Qualche cifra dall’Italia (dati ISTAT):
quasi 7 milioni le donne tra i 16 e i 70 anni che hanno subito almeno una violenza fisica o sessuale nel corso della vita;
5 milioni di donne hanno subito violenze sessuali (23,7%);
1milione e 150 mila di donne vittime in Italia negli ultimi dodici mesi di violenze e abusi, il 22% in più dell'anno scorso;
3 milioni 961mila violenze fisiche (18,8%). Capelli strappati, spinte, schiaffi, calci, pugni e persino morsi, violenze psicologiche: i partner sono responsabili della quota più elevata di tutte le forme di violenza fisica rilevate;
di quel 3,5% vittima di violenza sessuale, di quel 2,7che ha subìto violenza fisica e di quelle 74 mila stuprate o quasi, 180 sono morte per le violenze subìte (una ogni due giorni;
il 3,1,% delle donne fra i 15 e i 59 anni nel corso della vita lavorativa ha subito ricatti sessuali sul posto di lavoro per essere assunta, mantenere il posto o ottenere un avanzamento di carriera.
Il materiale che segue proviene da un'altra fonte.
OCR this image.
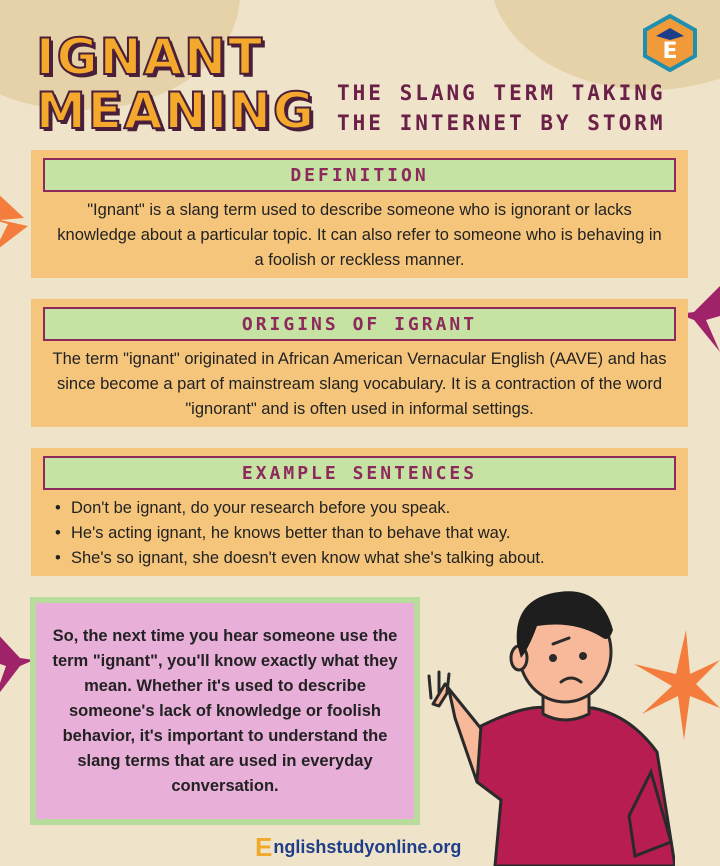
IGNANT
MEANING	THE SLANG TERM TAKING
THE INTERNET BY STORM
E
DEFINITION
"Ignant" is a slang term used to describe someone who is ignorant or lacks knowledge about a particular topic. It can also refer to someone who is behaving in a foolish or reckless manner.
ORIGINS OF IGRANT
The term "ignant" originated in African American Vernacular English (AAVE) and has since become a part of mainstream slang vocabulary. It is a contraction of the word "ignorant" and is often used in informal settings.
EXAMPLE SENTENCES
• Don't be ignant, do your research before you speak.
• He's acting ignant, he knows better than to behave that way.
• She's so ignant, she doesn't even know what she's talking about.

So, the next time you hear someone use the term "ignant", you'll know exactly what they mean. Whether it's used to describe someone's lack of knowledge or foolish behavior, it's important to understand the slang terms that are used in everyday conversation.

E nglishstudyonline.org
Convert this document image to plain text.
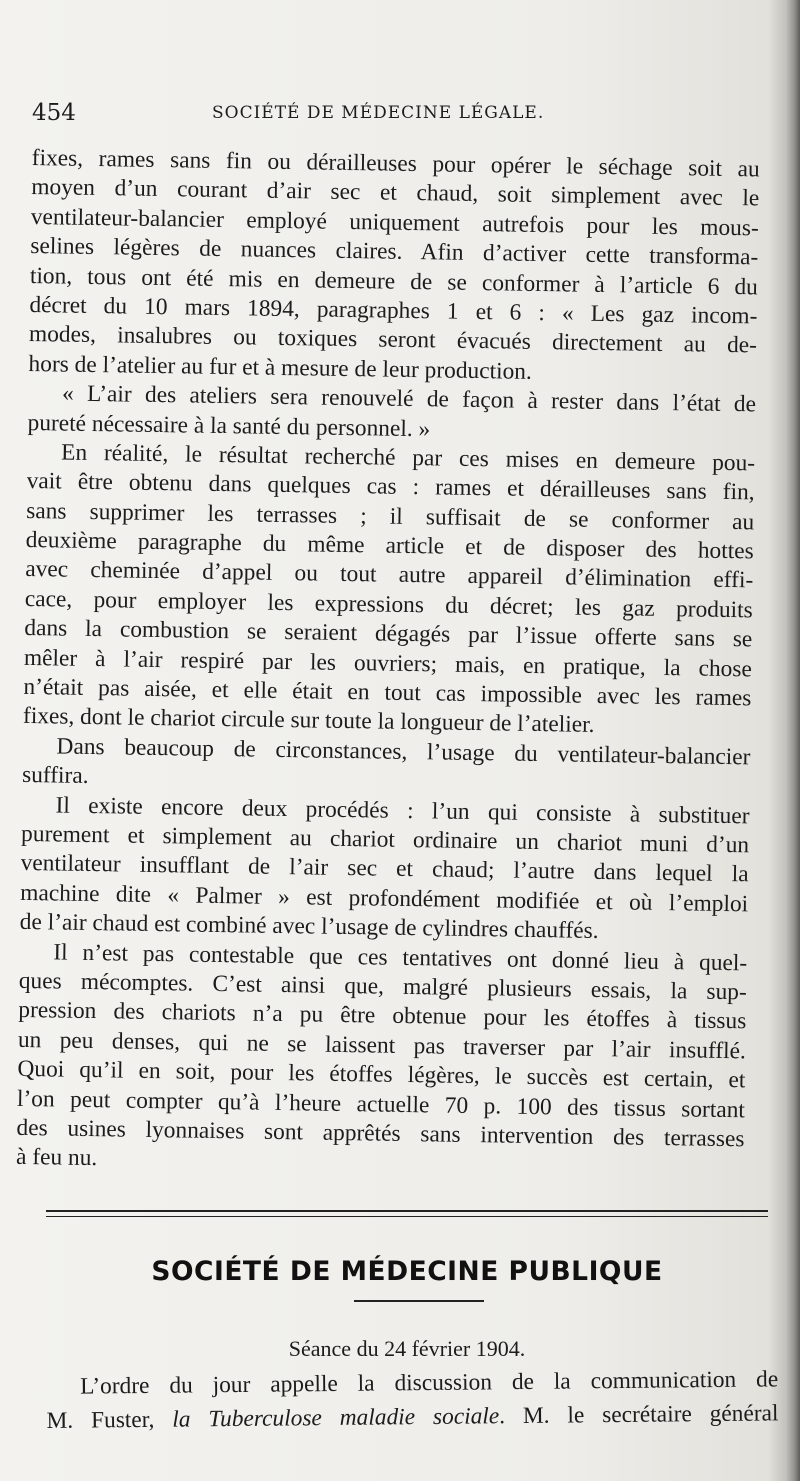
454	SOCIÉTÉ DE MÉDECINE LÉGALE.
fixes, rames sans fin ou dérailleuses pour opérer le séchage soit au
moyen d’un courant d’air sec et chaud, soit simplement avec le
ventilateur-balancier employé uniquement autrefois pour les mous-
selines légères de nuances claires. Afin d’activer cette transforma-
tion, tous ont été mis en demeure de se conformer à l’article 6 du
décret du 10 mars 1894, paragraphes 1 et 6 : « Les gaz incom-
modes, insalubres ou toxiques seront évacués directement au de-
hors de l’atelier au fur et à mesure de leur production.
« L’air des ateliers sera renouvelé de façon à rester dans l’état de
pureté nécessaire à la santé du personnel. »
En réalité, le résultat recherché par ces mises en demeure pou-
vait être obtenu dans quelques cas : rames et dérailleuses sans fin,
sans supprimer les terrasses ; il suffisait de se conformer au
deuxième paragraphe du même article et de disposer des hottes
avec cheminée d’appel ou tout autre appareil d’élimination effi-
cace, pour employer les expressions du décret; les gaz produits
dans la combustion se seraient dégagés par l’issue offerte sans se
mêler à l’air respiré par les ouvriers; mais, en pratique, la chose
n’était pas aisée, et elle était en tout cas impossible avec les rames
fixes, dont le chariot circule sur toute la longueur de l’atelier.
Dans beaucoup de circonstances, l’usage du ventilateur-balancier
suffira.
Il existe encore deux procédés : l’un qui consiste à substituer
purement et simplement au chariot ordinaire un chariot muni d’un
ventilateur insufflant de l’air sec et chaud; l’autre dans lequel la
machine dite « Palmer » est profondément modifiée et où l’emploi
de l’air chaud est combiné avec l’usage de cylindres chauffés.
Il n’est pas contestable que ces tentatives ont donné lieu à quel-
ques mécomptes. C’est ainsi que, malgré plusieurs essais, la sup-
pression des chariots n’a pu être obtenue pour les étoffes à tissus
un peu denses, qui ne se laissent pas traverser par l’air insufflé.
Quoi qu’il en soit, pour les étoffes légères, le succès est certain, et
l’on peut compter qu’à l’heure actuelle 70 p. 100 des tissus sortant
des usines lyonnaises sont apprêtés sans intervention des terrasses
à feu nu.
SOCIÉTÉ DE MÉDECINE PUBLIQUE
Séance du 24 février 1904.
L’ordre du jour appelle la discussion de la communication de
M. Fuster, la Tuberculose maladie sociale. M. le secrétaire général
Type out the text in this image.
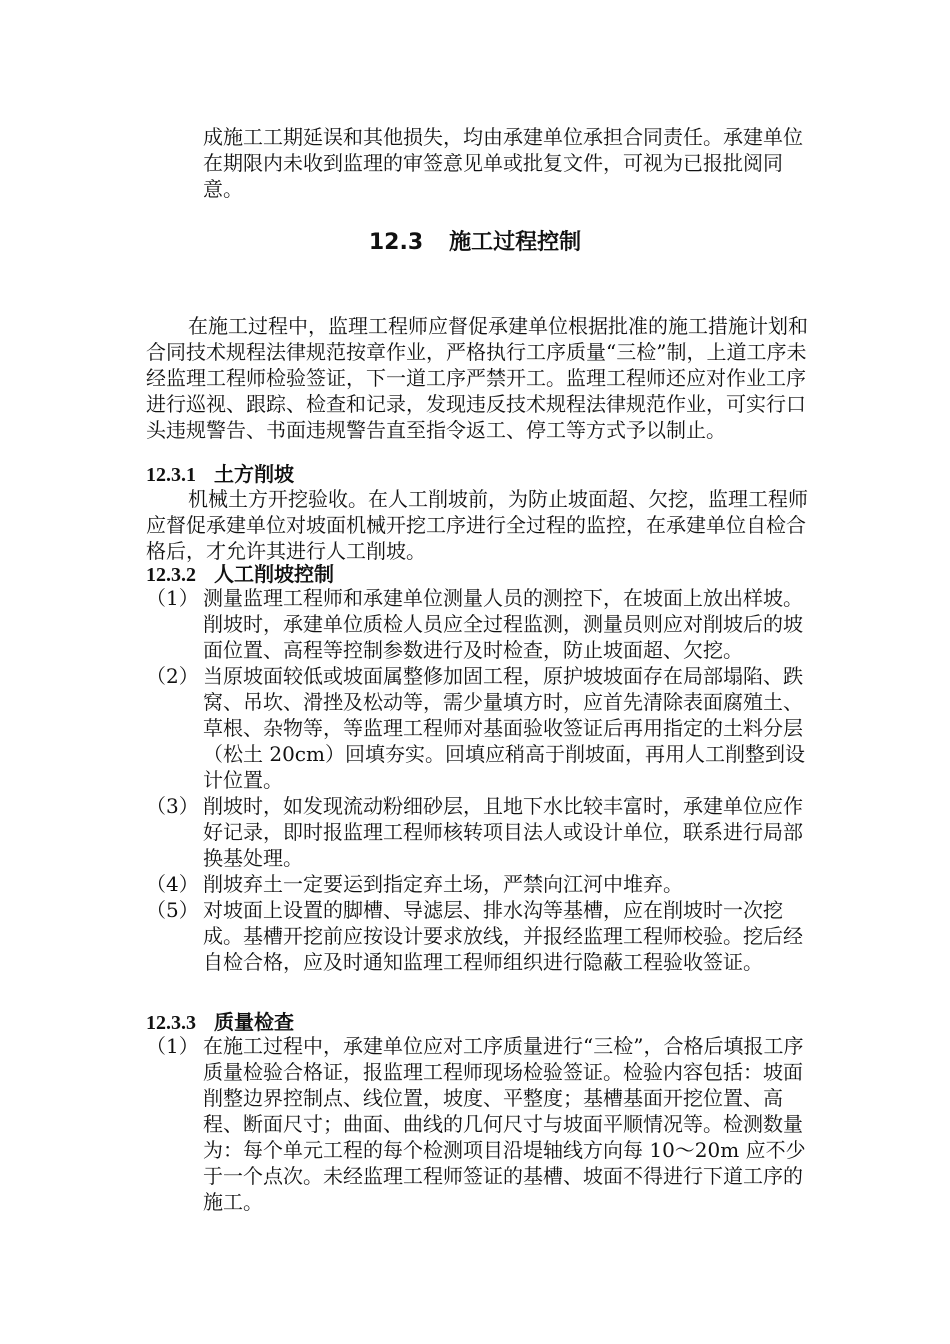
成施工工期延误和其他损失，均由承建单位承担合同责任。承建单位在期限内未收到监理的审签意见单或批复文件，可视为已报批阅同意。

12.3 施工过程控制

在施工过程中，监理工程师应督促承建单位根据批准的施工措施计划和合同技术规程法律规范按章作业，严格执行工序质量“三检”制，上道工序未经监理工程师检验签证，下一道工序严禁开工。监理工程师还应对作业工序进行巡视、跟踪、检查和记录，发现违反技术规程法律规范作业，可实行口头违规警告、书面违规警告直至指令返工、停工等方式予以制止。

12.3.1 土方削坡

机械土方开挖验收。在人工削坡前，为防止坡面超、欠挖，监理工程师应督促承建单位对坡面机械开挖工序进行全过程的监控，在承建单位自检合格后，才允许其进行人工削坡。

12.3.2 人工削坡控制

（1） 测量监理工程师和承建单位测量人员的测控下，在坡面上放出样坡。削坡时，承建单位质检人员应全过程监测，测量员则应对削坡后的坡面位置、高程等控制参数进行及时检查，防止坡面超、欠挖。
（2） 当原坡面较低或坡面属整修加固工程，原护坡坡面存在局部塌陷、跌窝、吊坎、滑挫及松动等，需少量填方时，应首先清除表面腐殖土、草根、杂物等，等监理工程师对基面验收签证后再用指定的土料分层（松土 20cm）回填夯实。回填应稍高于削坡面，再用人工削整到设计位置。
（3） 削坡时，如发现流动粉细砂层，且地下水比较丰富时，承建单位应作好记录，即时报监理工程师核转项目法人或设计单位，联系进行局部换基处理。
（4） 削坡弃土一定要运到指定弃土场，严禁向江河中堆弃。
（5） 对坡面上设置的脚槽、导滤层、排水沟等基槽，应在削坡时一次挖成。基槽开挖前应按设计要求放线，并报经监理工程师校验。挖后经自检合格，应及时通知监理工程师组织进行隐蔽工程验收签证。

12.3.3 质量检查

（1） 在施工过程中，承建单位应对工序质量进行“三检”，合格后填报工序质量检验合格证，报监理工程师现场检验签证。检验内容包括：坡面削整边界控制点、线位置，坡度、平整度；基槽基面开挖位置、高程、断面尺寸；曲面、曲线的几何尺寸与坡面平顺情况等。检测数量为：每个单元工程的每个检测项目沿堤轴线方向每 10～20m 应不少于一个点次。未经监理工程师签证的基槽、坡面不得进行下道工序的施工。
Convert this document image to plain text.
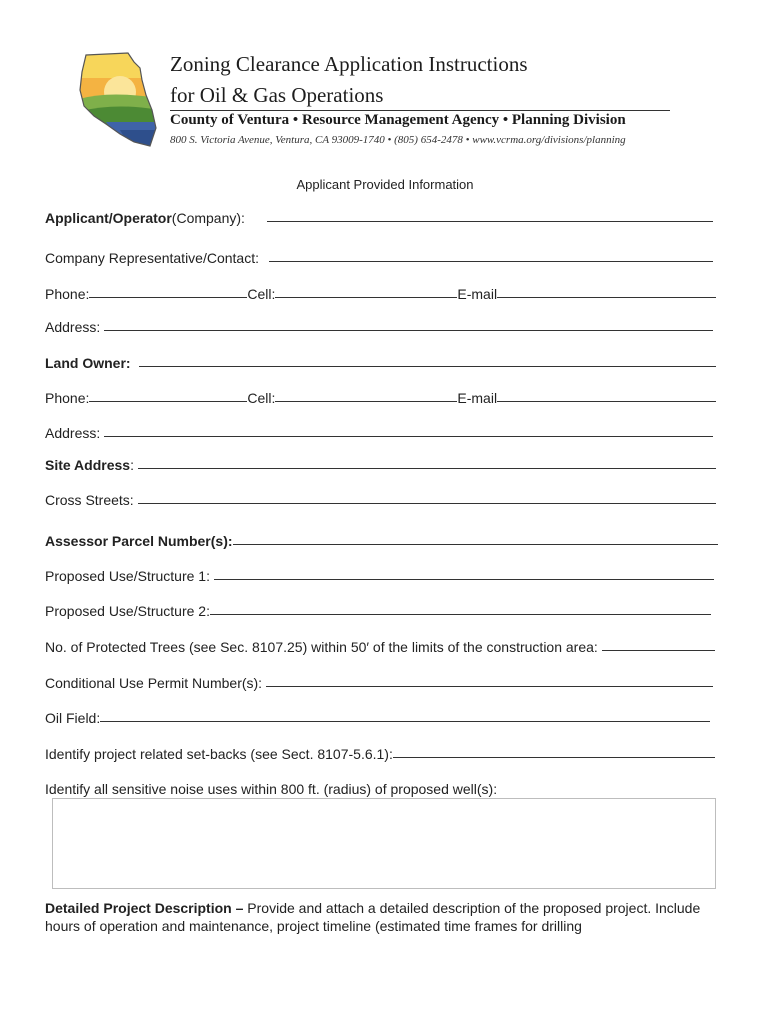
Zoning Clearance Application Instructions
for Oil & Gas Operations
County of Ventura • Resource Management Agency • Planning Division
800 S. Victoria Avenue, Ventura, CA 93009-1740 • (805) 654-2478 • www.vcrma.org/divisions/planning
Applicant Provided Information
Applicant/Operator (Company):
Company Representative/Contact:
Phone:	Cell:	E-mail
Address:
Land Owner:
Phone:	Cell:	E-mail
Address:
Site Address :
Cross Streets:
Assessor Parcel Number(s):
Proposed Use/Structure 1:
Proposed Use/Structure 2:
No. of Protected Trees (see Sec. 8107.25) within 50′ of the limits of the construction area:
Conditional Use Permit Number(s):
Oil Field:
Identify project related set-backs (see Sect. 8107-5.6.1):
Identify all sensitive noise uses within 800 ft. (radius) of proposed well(s):
Detailed Project Description – Provide and attach a detailed description of the proposed project. Include hours of operation and maintenance, project timeline (estimated time frames for drilling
Il 69, 7% delle violenze avviene all'interno delle mura domestiche;
solo il 18,2% delle donne che ha subìto violenza in famiglia la considera un reato e solo il 7,2% la denuncia;
"Il potere di ricatto delle famiglie" - Bisogna soffermarsi su queste cifre prima di "entrare" nel centro Roberta Lanzino di Cosenza. "L'80 per cento delle nostre ospiti non è autonoma dal punto di vista economico e il ricatto che può fare la famiglia è tale che sei su dieci rinunciano ad arrivare fin da noi, a fare questo passo" racconta Antonella Veltri responsabile del centro. Una signora ha saltato cinque colloqui. Si è fatta viva la prima volta un anno fa. La non cultura mafiosa aggiunge violenza a violenza. "Il potere di ricatto delle famiglie è altissimo e tocca una gamma svariata, dalla solitudine all'infamia, dal 'non vedrai più i tuoi figli al 'nessuno al paese ti rivolgerà più la parola'". Una volta vinta la minaccia della famiglia, il passo successivo è "farsi credere": "Molte donne, prima di arrivare da noi per un colloquio, sono andate dal maresciallo disperate, gonfie, con i lividi, col referto medico, a una era stato sbattuto in testa l'oblò divelto dalla lavatrice... beh, si sono sentite rispondere 'Signora ci pensi bene, forse è meglio che si tenga suo marito...'". Nei centri si entra solo se c'è volontà di farlo "ma anche quando hanno trovato la forza di arrivare sin qua, il 10 per cento a un certo punto abbandona: la pressione da parte della famiglia o del marito è tale per cui non ce la fanno. Ci lasciano e di loro non sappiamo più nulla". Le altre, a cui la disperazione fa fare quello che non avrebbero mai immaginato - lasciare la famiglia - cominciano un faticosissimo ma meraviglioso viaggio "verso la consapevolezza, l'autostima, la propria autonomia. Il riscatto. Cerchiamo di insegnare loro un mestiere o di valorizzare quello che già sanno fare, troviamo una casa, una stanza, soprattutto le accompagniamo verso la separazione e il divorzio prima, il processo penale poi, un altro appuntamento a cui si arriva con molta difficoltà perché non ci sono pene per i mariti violenti".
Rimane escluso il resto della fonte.